Burn injury causes mitochondrial dysfunction in skeletal muscle

Abstract

Severe burn trauma is generally followed by a catabolic response that leads to muscle wasting and weakness affecting skeletal musculature. Here, we perform whole-genome expression and in vivo NMR spectroscopy studies to define respectively the full set of burn-induced changes in skeletal muscle gene expression and the role of mitochondria in the altered energy expenditure exhibited by burn patients. Our results show 1,136 genes differentially expressed in a mouse hind limb burn model and identify expression pattern changes of genes involved in muscle development, protein degradation and biosynthesis, inflammation, and mitochondrial energy and metabolism. To assess further the role of mitochondria in burn injury, we performed in vivo (31)P NMR spectroscopy on hind limb skeletal muscle, to noninvasively measure high-energy phosphates and the effect of magnetization transfer on inorganic phosphate (P(i)) and phosphocreatine (PCr) resonances during saturation of gammaATP resonance, mediated by the ATP synthesis reactions. Although local burn injury does not alter high-energy phosphates or pH, apart from PCr reduction, it does significantly reduce the rate of ATP synthesis, to further implicate a role for mitochondria in burn trauma. These results, in conjunction with our genomic results showing down-regulation of mitochondrial oxidative phosphorylation and related functions, strongly suggest alterations in mitochondrial-directed energy expenditure reactions, advancing our understanding of skeletal muscle dysfunction suffered by burn injury patients.

Fig. 1.

Several differentially expressed genes for hind limb burn belong to one of four functional categories, as identified by using Gene Ontology and KEGG metabolic pathways at P ≤ 0.05. Black bars indicate number of up-regulated genes; gray bars correspond to down-regulated genes in the hind limb burn model versus control mice (left y axis). The negative log10 of P values represented by asterisks are indicated in the right y axis.

Fig. 2.

Differentially expressed genes at three time points after hind limb burn. Group A includes genes involved in carbohydrate metabolism, group B represents fatty acid metabolism genes, and group C includes genes involved in oxidative metabolism.
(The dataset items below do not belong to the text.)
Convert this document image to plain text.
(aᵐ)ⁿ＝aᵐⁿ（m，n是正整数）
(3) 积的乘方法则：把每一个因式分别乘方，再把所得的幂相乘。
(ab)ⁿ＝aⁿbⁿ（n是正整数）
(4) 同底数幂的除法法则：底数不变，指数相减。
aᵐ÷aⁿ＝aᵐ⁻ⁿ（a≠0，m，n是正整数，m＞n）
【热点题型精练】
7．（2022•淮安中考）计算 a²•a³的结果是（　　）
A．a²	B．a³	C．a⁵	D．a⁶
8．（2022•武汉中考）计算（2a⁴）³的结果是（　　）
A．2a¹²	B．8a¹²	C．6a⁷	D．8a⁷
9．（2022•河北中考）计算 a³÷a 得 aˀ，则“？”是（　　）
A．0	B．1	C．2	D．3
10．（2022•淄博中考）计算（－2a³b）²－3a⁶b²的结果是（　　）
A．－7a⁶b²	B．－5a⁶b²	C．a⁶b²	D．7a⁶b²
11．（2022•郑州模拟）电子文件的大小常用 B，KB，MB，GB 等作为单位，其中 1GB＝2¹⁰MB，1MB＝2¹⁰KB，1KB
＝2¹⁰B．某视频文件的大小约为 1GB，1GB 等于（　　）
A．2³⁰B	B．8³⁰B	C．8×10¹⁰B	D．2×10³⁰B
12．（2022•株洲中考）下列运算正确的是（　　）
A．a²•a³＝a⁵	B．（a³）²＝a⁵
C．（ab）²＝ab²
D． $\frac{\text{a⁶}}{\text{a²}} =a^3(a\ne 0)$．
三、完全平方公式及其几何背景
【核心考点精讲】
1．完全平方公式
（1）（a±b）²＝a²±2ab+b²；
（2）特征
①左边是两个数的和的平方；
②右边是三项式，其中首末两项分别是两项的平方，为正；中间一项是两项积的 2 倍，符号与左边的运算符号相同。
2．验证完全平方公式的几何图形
Red boxes represent up-regulation of the gene, and blue boxes represent down-regulation of the gene compared with normal unburned muscle.

Fig. 3.

NMR spectra of in vivo ³¹P NMR saturation-transfer performed on the hind limb skeletal muscle of awake mice. Representative summed ³¹P-NMR spectra acquired from normal and burned mice before (A) and after (B) saturation of the γATP resonance, with the difference spectrum between the two (A–B). The arrow indicates the position of the saturation (sat) by rf irradiation (-2.4 ppm). Pi, inorganic phosphate; ppm, chemical shift in parts per million.